Liron Shapira: So long crypto, thanks for the memories.  This Tweet has been viewed 456K times.  You should too, click thought and watch the video.  It's dead on. 

Miguel de Icaza: the truly amazing part about crypto is how they scaled scamming.  "340,000 people in this last round trusted their money to good looking web sites.

As a known "techie" my friends often ask me about crypto, and I've always said I don't get it.  By which I mean, I know how blockchains work, but I don't understand how ICOs and NFTs and DAOs create value.  And I still don't. 

Brad Feld: What just happened.  "If you're a fan of Harry Potter, think of 2022 as the sorting ceremony."  He thinks 2023 will be like 2000.  For crypto, it already is. 

Finally, from Marc Andreessen: The more things change... 

Definitely worth keeping in mind as we advance into the new year.  Some things like crypto are passing fads, others, like AI, are new things which genuinely create new value. 

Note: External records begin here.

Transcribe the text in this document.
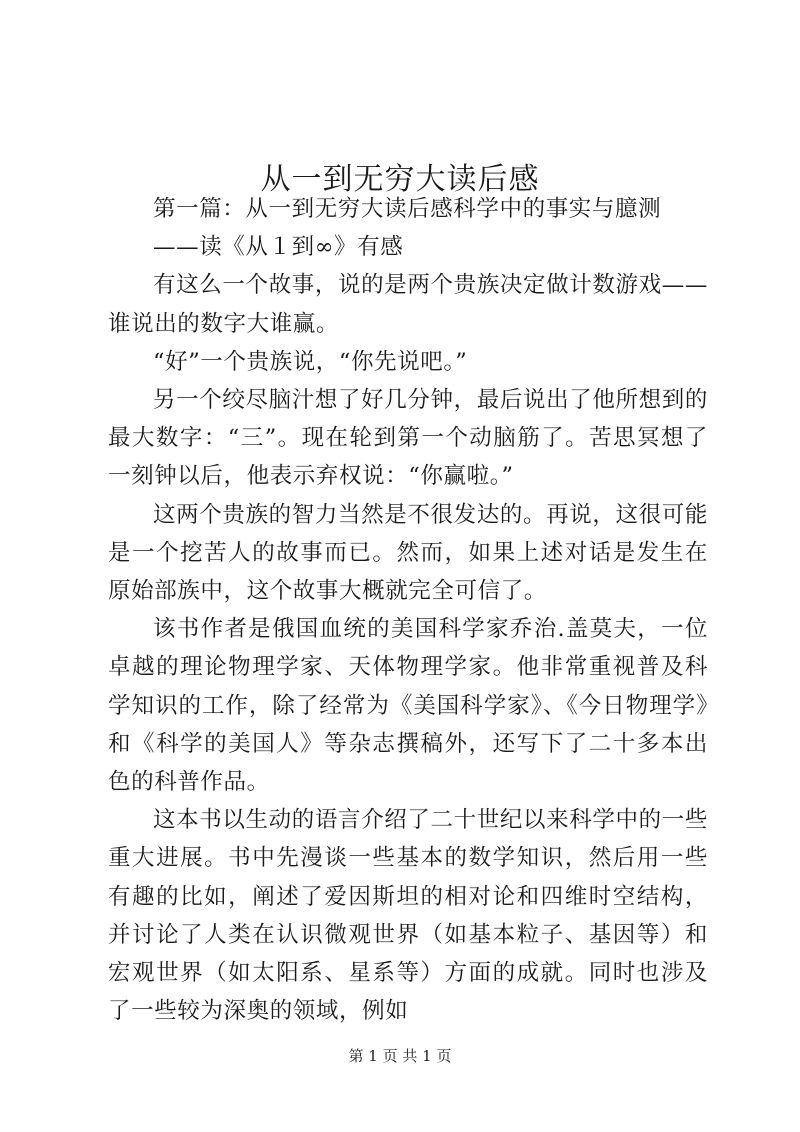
从一到无穷大读后感

第一篇：从一到无穷大读后感科学中的事实与臆测

——读《从１到∞》有感

有这么一个故事，说的是两个贵族决定做计数游戏——谁说出的数字大谁赢。

“好”一个贵族说，“你先说吧。”

另一个绞尽脑汁想了好几分钟，最后说出了他所想到的最大数字：“三”。现在轮到第一个动脑筋了。苦思冥想了一刻钟以后，他表示弃权说：“你赢啦。”

这两个贵族的智力当然是不很发达的。再说，这很可能是一个挖苦人的故事而已。然而，如果上述对话是发生在原始部族中，这个故事大概就完全可信了。

该书作者是俄国血统的美国科学家乔治.盖莫夫，一位卓越的理论物理学家、天体物理学家。他非常重视普及科学知识的工作，除了经常为《美国科学家》、《今日物理学》和《科学的美国人》等杂志撰稿外，还写下了二十多本出色的科普作品。

这本书以生动的语言介绍了二十世纪以来科学中的一些重大进展。书中先漫谈一些基本的数学知识，然后用一些有趣的比如，阐述了爱因斯坦的相对论和四维时空结构，并讨论了人类在认识微观世界（如基本粒子、基因等）和宏观世界（如太阳系、星系等）方面的成就。同时也涉及了一些较为深奥的领域，例如

第 1 页 共 1 页
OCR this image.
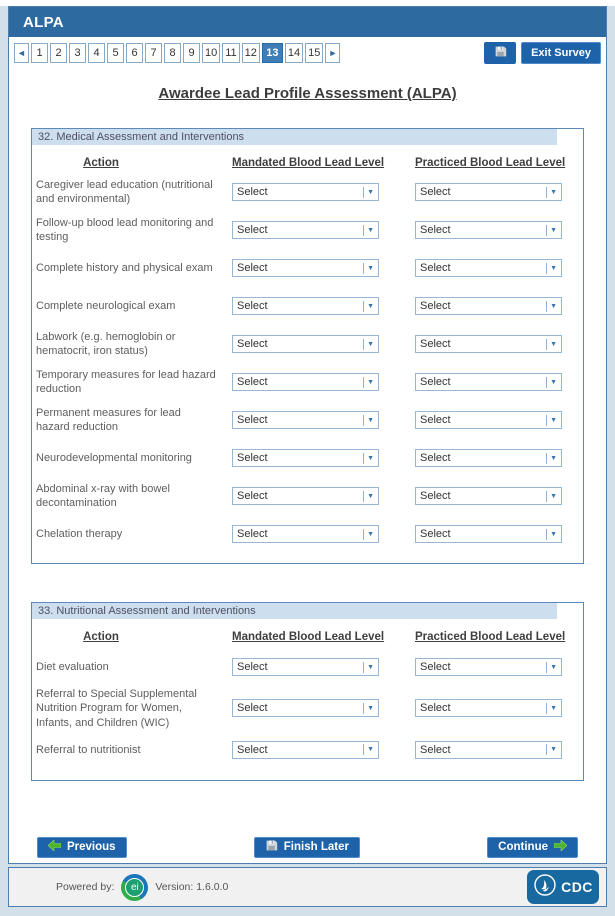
ALPA
1	2	3	4	5	6	7	8	9 10 11 12 13 14 15
◄	►	Exit Survey
Awardee Lead Profile Assessment (ALPA)
32. Medical Assessment and Interventions
Action	Mandated Blood Lead Level	Practiced Blood Lead Level
Caregiver lead education (nutritional and environmental)
Select	▼	Select	▼
Follow-up blood lead monitoring and testing
Select	▼	Select	▼
Complete history and physical exam	Select	▼	Select	▼
Complete neurological exam	Select	▼	Select	▼
Labwork (e.g. hemoglobin or hematocrit, iron status)
Select	▼	Select	▼
Temporary measures for lead hazard reduction
Select	▼	Select	▼
Permanent measures for lead hazard reduction
Select	▼	Select	▼
Neurodevelopmental monitoring	Select	▼	Select	▼
Abdominal x-ray with bowel decontamination
Select	▼	Select	▼
Chelation therapy	Select	▼	Select	▼
33. Nutritional Assessment and Interventions
Action	Mandated Blood Lead Level	Practiced Blood Lead Level
Diet evaluation	Select	▼	Select	▼
Referral to Special Supplemental Nutrition Program for Women, Infants, and Children (WIC)
Select	▼	Select	▼
Referral to nutritionist	Select	▼	Select	▼
Previous	Finish Later	Continue
Powered by:	ei	Version: 1.6.0.0	CDC
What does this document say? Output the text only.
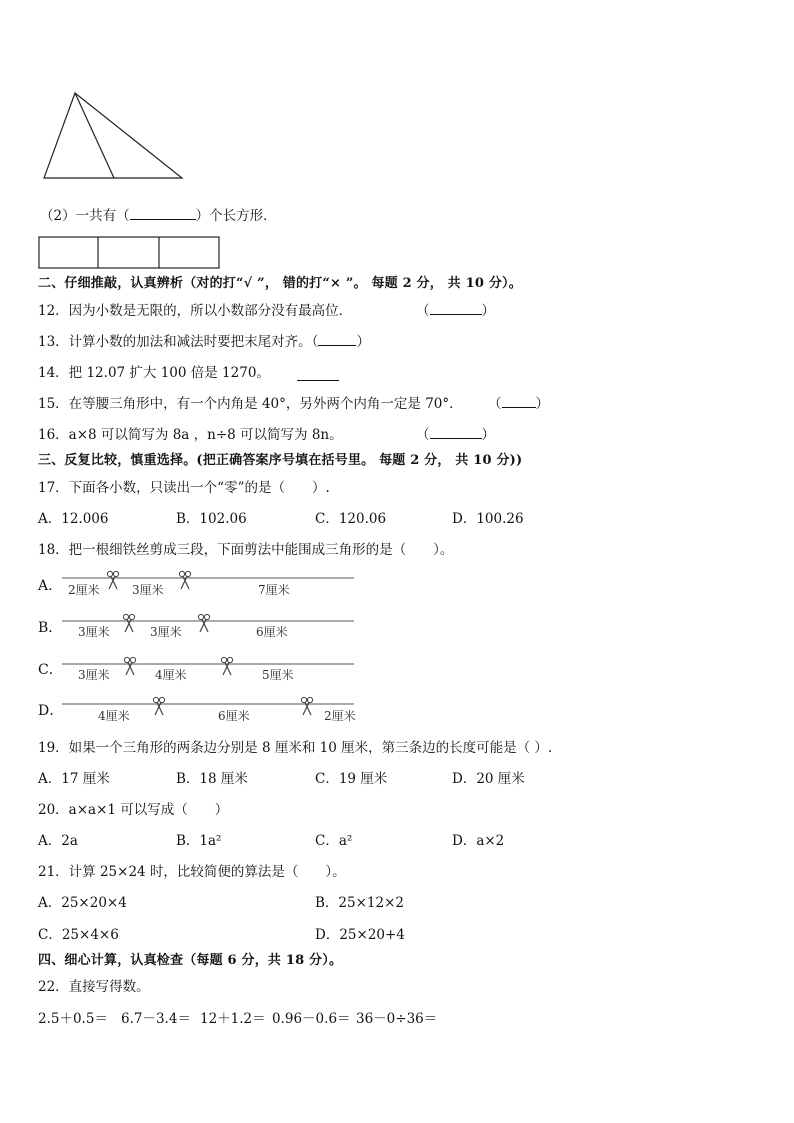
（2）一共有（	）个长方形．
二、仔细推敲，认真辨析（对的打“√ ”， 错的打“× ”。 每题 2 分， 共 10 分）。
12．因为小数是无限的，所以小数部分没有最高位．	（	）
13．计算小数的加法和减法时要把末尾对齐。（	）
14．把 12.07 扩大 100 倍是 1270。
15．在等腰三角形中，有一个内角是 40°，另外两个内角一定是 70°． （	）
16．a×8 可以简写为 8a ，n÷8 可以简写为 8n。	（	）
三、反复比较，慎重选择。(把正确答案序号填在括号里。 每题 2 分， 共 10 分))
17．下面各小数，只读出一个“零”的是（　　）.
A．12.006	B．102.06	C．120.06	D．100.26
18．把一根细铁丝剪成三段，下面剪法中能围成三角形的是（　　）。
A． 2厘米	3厘米	7厘米
B． 3厘米	3厘米	6厘米
C． 3厘米	4厘米	5厘米
D．	4厘米	6厘米	2厘米
19．如果一个三角形的两条边分别是 8 厘米和 10 厘米，第三条边的长度可能是（ ）.
A．17 厘米	B．18 厘米	C．19 厘米	D．20 厘米
20．a×a×1 可以写成（　　）
A．2a	B．1a²	C．a²	D．a×2
21．计算 25×24 时，比较简便的算法是（　　）。
A．25×20×4	B．25×12×2
C．25×4×6	D．25×20+4
四、细心计算，认真检查（每题 6 分，共 18 分）。
22．直接写得数。
2.5＋0.5＝ 6.7－3.4＝ 12＋1.2＝ 0.96－0.6＝ 36－0÷36＝
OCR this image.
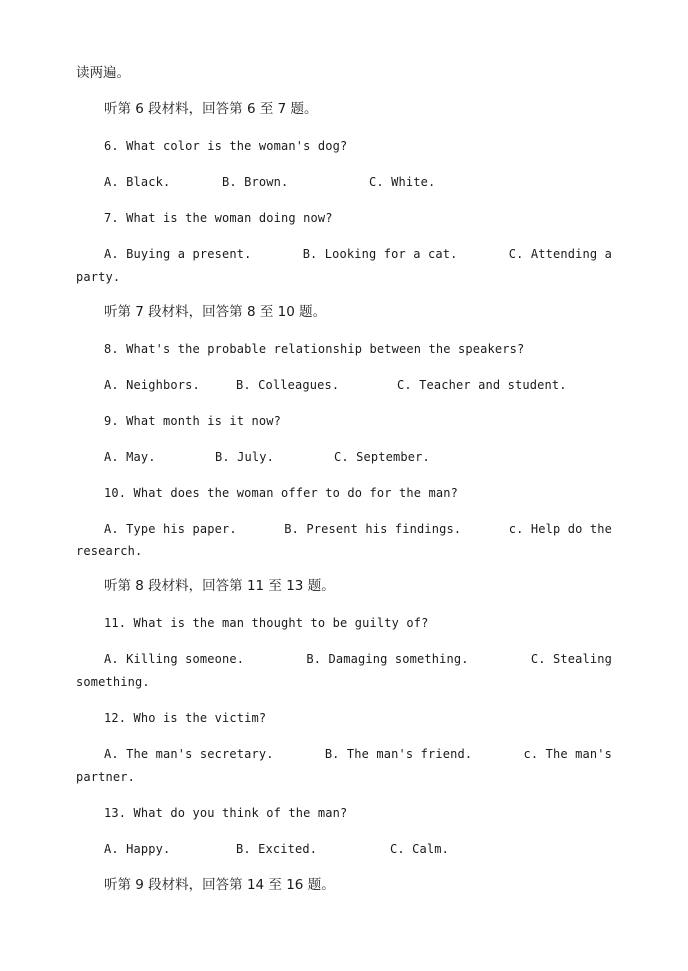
读两遍。

听第 6 段材料，回答第 6 至 7 题。

6. What color is the woman's dog?

A. Black.	B. Brown.	C. White.

7. What is the woman doing now?

A. Buying a present.	B. Looking for a cat.	C. Attending a

party.

听第 7 段材料，回答第 8 至 10 题。

8. What's the probable relationship between the speakers?

A. Neighbors.	B. Colleagues.	C. Teacher and student.

9. What month is it now?

A. May.	B. July.	C. September.

10. What does the woman offer to do for the man?

A. Type his paper.	B. Present his findings.	c. Help do the

research.

听第 8 段材料，回答第 11 至 13 题。

11. What is the man thought to be guilty of?

A. Killing someone.	B. Damaging something.	C. Stealing

something.

12. Who is the victim?

A. The man's secretary.	B. The man's friend.	c. The man's

partner.

13. What do you think of the man?

A. Happy.	B. Excited.	C. Calm.

听第 9 段材料，回答第 14 至 16 题。
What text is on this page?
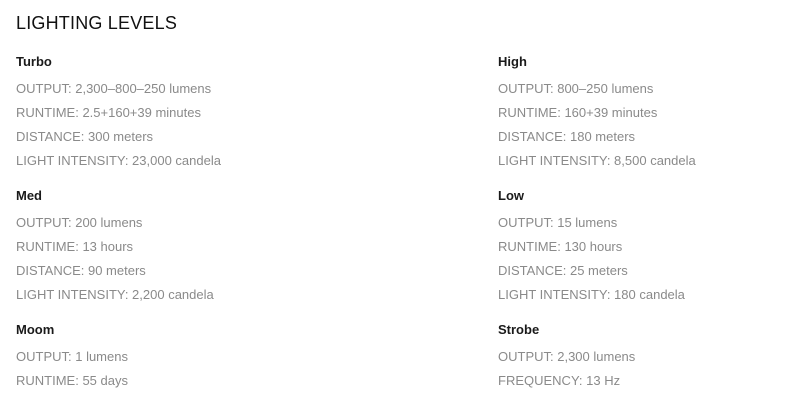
LIGHTING LEVELS
Turbo
OUTPUT: 2,300–800–250 lumens
RUNTIME: 2.5+160+39 minutes
DISTANCE: 300 meters
LIGHT INTENSITY: 23,000 candela
High
OUTPUT: 800–250 lumens
RUNTIME: 160+39 minutes
DISTANCE: 180 meters
LIGHT INTENSITY: 8,500 candela
Med
OUTPUT: 200 lumens
RUNTIME: 13 hours
DISTANCE: 90 meters
LIGHT INTENSITY: 2,200 candela
Low
OUTPUT: 15 lumens
RUNTIME: 130 hours
DISTANCE: 25 meters
LIGHT INTENSITY: 180 candela
Moom
OUTPUT: 1 lumens
RUNTIME: 55 days
Strobe
OUTPUT: 2,300 lumens
FREQUENCY: 13 Hz
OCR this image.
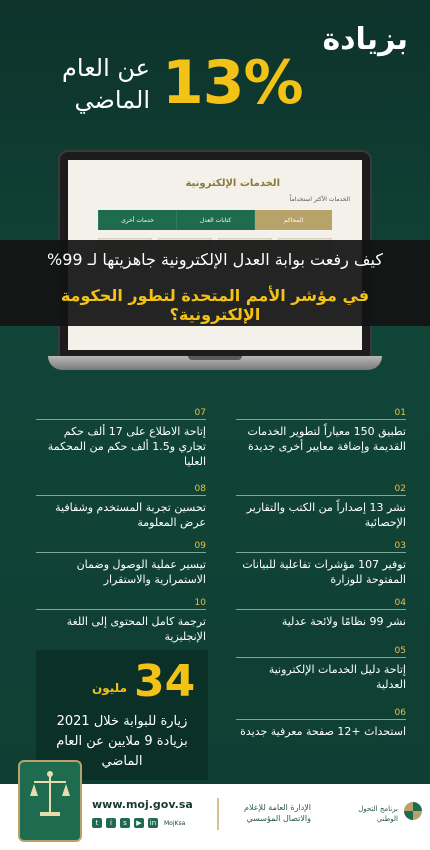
بزيادة
13%
عن العام
الماضي
الخدمات الإلكترونية
الخدمات الأكثر استخداماً
المحاكم
كتابات العدل
خدمات أخرى
كيف رفعت بوابة العدل الإلكترونية جاهزيتها لـ 99%
في مؤشر الأمم المتحدة لتطور الحكومة الإلكترونية؟
01
تطبيق 150 معياراً لتطوير الخدمات القديمة وإضافة معايير أخرى جديدة
02
نشر 13 إصداراً من الكتب والتقارير الإحصائية
03
توفير 107 مؤشرات تفاعلية للبيانات المفتوحة للوزارة
04
نشر 99 نظامًا ولائحة عدلية
05
إتاحة دليل الخدمات الإلكترونية العدلية
06
استحداث +12 صفحة معرفية جديدة
07
إتاحة الاطلاع على 17 ألف حكم تجاري و1.5 ألف حكم من المحكمة العليا
08
تحسين تجربة المستخدم وشفافية عرض المعلومة
09
تيسير عملية الوصول وضمان الاستمرارية والاستقرار
10
ترجمة كامل المحتوى إلى اللغة الإنجليزية
34
مليون
زيارة للبوابة خلال 2021
بزيادة 9 ملايين عن العام الماضي
www.moj.gov.sa
t	i	s	▶	in	MojKsa
الإدارة العامة للإعلام
والاتصال المؤسسي
برنامج التحول
الوطني
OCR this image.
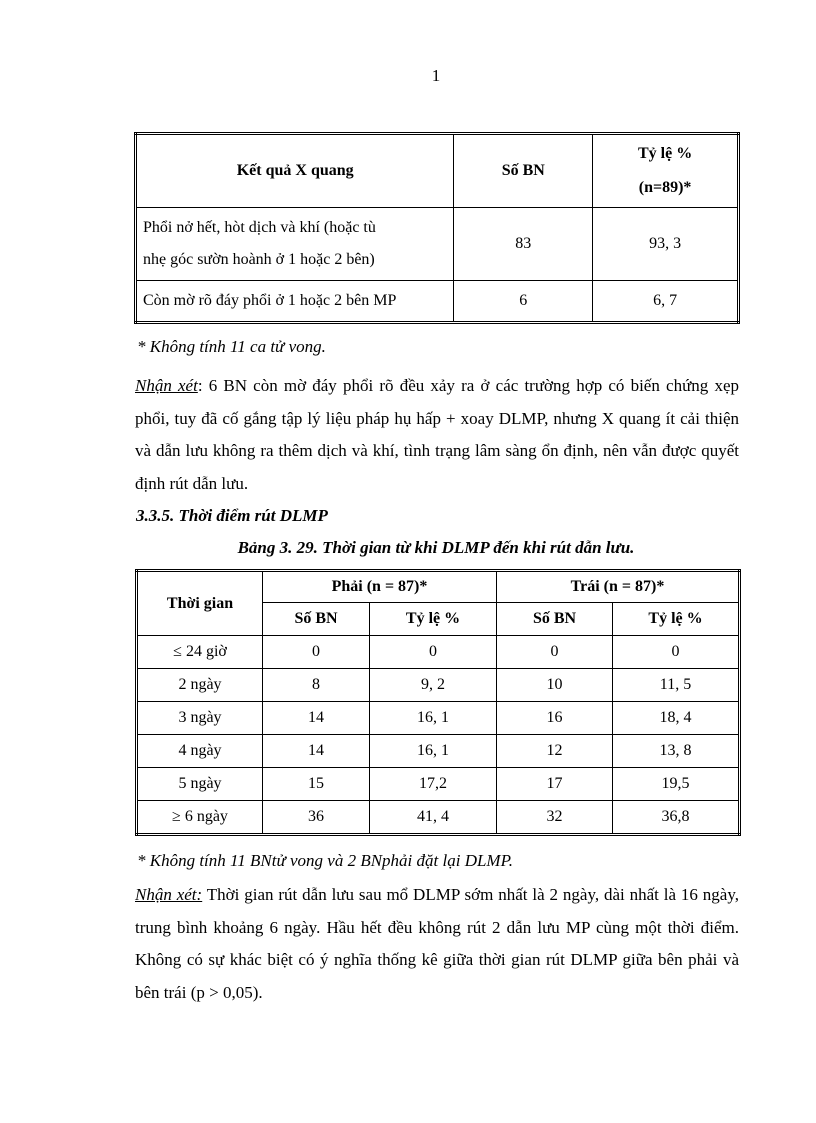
1
Kết quả X quang	Số BN	Tỷ lệ %
(n=89)*

Phổi nở hết, hòt dịch và khí (hoặc tù
nhẹ góc sườn hoành ở 1 hoặc 2 bên)	83	93, 3
Còn mờ rõ đáy phổi ở 1 hoặc 2 bên MP	6	6, 7
* Không tính 11 ca tử vong.
Nhận xét: 6 BN còn mờ đáy phổi rõ đều xảy ra ở các trường hợp có biến chứng xẹp phổi, tuy đã cố gắng tập lý liệu pháp hụ hấp + xoay DLMP, nhưng X quang ít cải thiện và dẫn lưu không ra thêm dịch và khí, tình trạng lâm sàng ổn định, nên vẫn được quyết định rút dẫn lưu.
3.3.5. Thời điểm rút DLMP
Bảng 3. 29. Thời gian từ khi DLMP đến khi rút dẫn lưu.
Thời gian	Phải (n = 87)*		Trái (n = 87)*	
	Số BN	Tỷ lệ %	Số BN	Tỷ lệ %
≤ 24 giờ	0	0	0	0
2 ngày	8	9, 2	10	11, 5
3 ngày	14	16, 1	16	18, 4
4 ngày	14	16, 1	12	13, 8
5 ngày	15	17,2	17	19,5
≥ 6 ngày	36	41, 4	32	36,8
* Không tính 11 BNtử vong và 2 BNphải đặt lại DLMP.
Nhận xét: Thời gian rút dẫn lưu sau mổ DLMP sớm nhất là 2 ngày, dài nhất là 16 ngày, trung bình khoảng 6 ngày. Hầu hết đều không rút 2 dẫn lưu MP cùng một thời điểm. Không có sự khác biệt có ý nghĩa thống kê giữa thời gian rút DLMP giữa bên phải và bên trái (p > 0,05).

Ands RealClearPolitics note: Chase the American Dream in 2023.  "People across the United States share a positive and hopeful narrative about the American Dream. In 2022, most Americans said they either have achieved or are on their way to achieving the American Dream. Only a small minority, 18%, said it is out of reach. Notably, this trend was consistent across age groups, race, education, and income."